Provides API for high-performance SAT solver written in pure Python. Implementation of simple Davis-Putnam-Logemann-Loveland algorithm with intuitive search heuristics for the resolution steps - making it much faster than traditional DPLL.
This project was assigned by Dr. Licato as part of a class on Automated Reasoning (CIS 6930) at University of South Florida in Fall 2020. The class taught me about state-of-the-art SAT solvers, formulating other problems in SAT and 3SAT, and working in higher order logics (e.g., FOL). Practically, I learned methods used to parse, convert to CNF and evaluate complex boolean formulae.
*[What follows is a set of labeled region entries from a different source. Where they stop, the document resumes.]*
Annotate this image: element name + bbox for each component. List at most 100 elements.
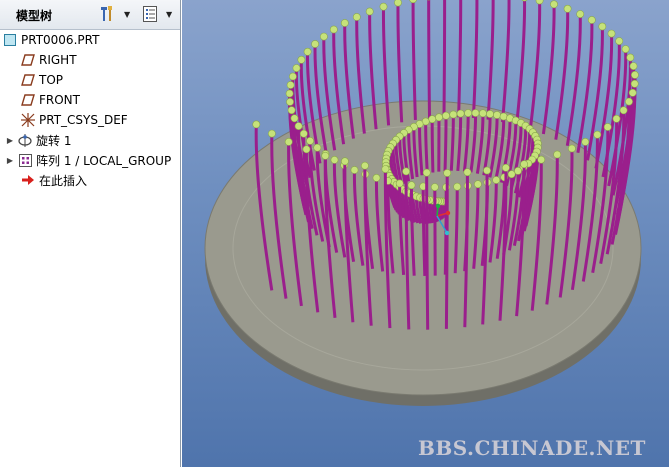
tree-settings-icon[interactable] bbox=[140, 4, 160, 24]
tree-item-revolve[interactable]: ▶ 旋转 1 bbox=[5, 130, 185, 150]
rod bbox=[427, 0, 431, 119]
rod-ball bbox=[615, 37, 624, 45]
part-icon bbox=[2, 32, 18, 48]
rod-ball bbox=[303, 47, 312, 56]
rod-ball bbox=[471, 109, 480, 117]
rod-ball bbox=[379, 2, 388, 11]
rod bbox=[444, 172, 449, 329]
rod-ball bbox=[593, 130, 602, 139]
rod bbox=[501, 0, 511, 123]
rod-ball bbox=[306, 136, 315, 145]
rod-ball bbox=[492, 176, 501, 184]
expand-arrow-icon[interactable]: ▶ bbox=[5, 156, 15, 165]
rod bbox=[430, 119, 435, 173]
rod-ball bbox=[563, 4, 572, 13]
rod-ball bbox=[603, 123, 612, 131]
rod bbox=[425, 172, 430, 330]
tree-item-front[interactable]: FRONT bbox=[20, 90, 200, 110]
rod-ball bbox=[435, 113, 443, 122]
tree-item-label: 在此插入 bbox=[39, 173, 88, 188]
rod-ball bbox=[537, 155, 546, 164]
rod-ball bbox=[340, 157, 349, 166]
rod-ball bbox=[284, 137, 293, 146]
rod-ball bbox=[329, 25, 338, 34]
settings-dropdown-chevron-down-icon[interactable]: ▼ bbox=[166, 10, 172, 19]
rod-ball bbox=[428, 115, 437, 124]
model-3d-view bbox=[204, 0, 642, 406]
tools-dropdown-chevron-down-icon[interactable]: ▼ bbox=[124, 10, 130, 19]
rod-ball bbox=[630, 79, 639, 88]
tree-item-pattern[interactable]: ▶ 阵列 1 / LOCAL_GROUP bbox=[5, 150, 185, 170]
rod-ball bbox=[507, 170, 516, 179]
rod-ball bbox=[268, 129, 276, 138]
rod-ball bbox=[340, 19, 349, 27]
rod-ball bbox=[365, 7, 374, 16]
rod bbox=[421, 186, 427, 276]
rod-ball bbox=[473, 180, 482, 189]
rod-ball bbox=[311, 40, 319, 48]
tree-item-label: TOP bbox=[39, 73, 64, 87]
rod-ball bbox=[407, 181, 416, 190]
rod-ball bbox=[321, 151, 330, 160]
rod bbox=[528, 0, 542, 130]
tree-item-right[interactable]: RIGHT bbox=[20, 50, 200, 70]
model-tree-header: 模型树 ▼ ▼ bbox=[0, 0, 180, 30]
rod-ball bbox=[514, 166, 522, 175]
rod-ball bbox=[520, 160, 528, 169]
datum-plane-icon bbox=[20, 52, 36, 68]
tree-item-label: PRT0006.PRT bbox=[21, 33, 100, 47]
tree-item-top[interactable]: TOP bbox=[20, 70, 200, 90]
rod-ball bbox=[493, 111, 501, 119]
rod-ball bbox=[402, 167, 410, 176]
rod-ball bbox=[286, 81, 295, 89]
rod-ball bbox=[252, 120, 261, 129]
rod bbox=[471, 0, 479, 119]
rod-ball bbox=[576, 10, 585, 18]
tree-item-csys[interactable]: PRT_CSYS_DEF bbox=[20, 110, 200, 130]
rod-ball bbox=[629, 62, 638, 70]
rod-ball bbox=[360, 161, 369, 170]
rod-ball bbox=[486, 110, 494, 118]
rod-ball bbox=[287, 106, 296, 115]
pattern-icon bbox=[17, 152, 33, 168]
rod bbox=[486, 0, 495, 120]
rod bbox=[443, 115, 448, 172]
rod-ball bbox=[453, 182, 462, 191]
tree-item-label: FRONT bbox=[39, 93, 80, 107]
rod-ball bbox=[285, 89, 294, 98]
rod-ball bbox=[478, 109, 487, 118]
rod-ball bbox=[422, 168, 431, 177]
rod-ball bbox=[352, 13, 361, 21]
rod-ball bbox=[598, 22, 607, 31]
rod-ball bbox=[292, 64, 301, 72]
tree-item-label: 旋转 1 bbox=[36, 133, 72, 148]
rod-ball bbox=[521, 0, 528, 2]
graphics-viewport[interactable]: BBS.CHINADE.NET bbox=[182, 0, 669, 467]
rod-ball bbox=[372, 173, 381, 182]
model-tree-tools-icon[interactable] bbox=[98, 4, 118, 24]
rod bbox=[515, 0, 527, 126]
coordinate-system-icon bbox=[20, 112, 36, 128]
tree-item-insert-here[interactable]: 在此插入 bbox=[20, 170, 200, 190]
expand-arrow-icon[interactable]: ▶ bbox=[5, 136, 15, 145]
rod-ball bbox=[290, 114, 299, 123]
rod-ball bbox=[394, 0, 402, 7]
watermark-text: BBS.CHINADE.NET bbox=[418, 436, 646, 460]
rod bbox=[541, 4, 556, 135]
rod-ball bbox=[626, 53, 635, 62]
rod bbox=[424, 121, 429, 174]
rod-ball bbox=[464, 109, 472, 117]
tree-item-part[interactable]: PRT0006.PRT bbox=[2, 30, 182, 50]
rod-ball bbox=[443, 169, 452, 177]
rod-ball bbox=[501, 163, 510, 172]
rod-ball bbox=[625, 97, 633, 106]
rod-ball bbox=[630, 71, 639, 79]
rod-ball bbox=[330, 155, 339, 164]
rod-ball bbox=[442, 111, 450, 120]
rod-ball bbox=[289, 72, 297, 81]
rod-ball bbox=[350, 166, 359, 174]
rod-ball bbox=[430, 183, 439, 191]
rod-ball bbox=[395, 179, 404, 188]
rod-ball bbox=[381, 165, 390, 173]
rod-ball bbox=[299, 129, 308, 138]
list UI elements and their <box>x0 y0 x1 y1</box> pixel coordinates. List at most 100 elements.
We were tasked to implement a DP-based SAT solver with optimizations made to improve over basic DP. In my approach, I implemented the popular DPLL, but, as just resorting to DPLL was considered too 'simple' of a solution, I further optimized the DPLL algorithm by computing metrics to select the 'best' literal for resolution. Other optimizations could be made that improve the selection of the branching literal (for DPLL step), like CDCL, but I found that merely adding strong heuristics to the resolution step drastically improved performance, with relative ease to implement.
Ultimately, we held a competition in the class to determine which group implemented the most efficient SAT solver. Groups were limited to 3 undergrads or 2 grads, with there being a good mix of groups and solo students -- I decided to complete the project on my own. Amazingly, my code turned out to be the fastest and the only one able to solve some problems with a large number of variables. For this, I was awarded extra credit points and some pride :). However, there were some edge cases, like where the input was supplied in DNF format with a large number of variables. In that case, my code would spend an endless amount of time converting to CNF. This can be alleviated by performing a Tseytin transformation (which a couple groups actually did).
The parsing and conversion code was completed through incremental assignments leading up to the project. Parsing is performed on boolean statements formatted like S-expressions. So, if you wish to use this code, you will have to pass your inputs in that format (shown in the P1_grader.py script provided by Dr. Licato). The DPLL code itself represents the expression as a list of sets of integers, where every set is a clause in the CNF formula. This makes it very easy to implement the rules using Python set functionality and itertools for high performance.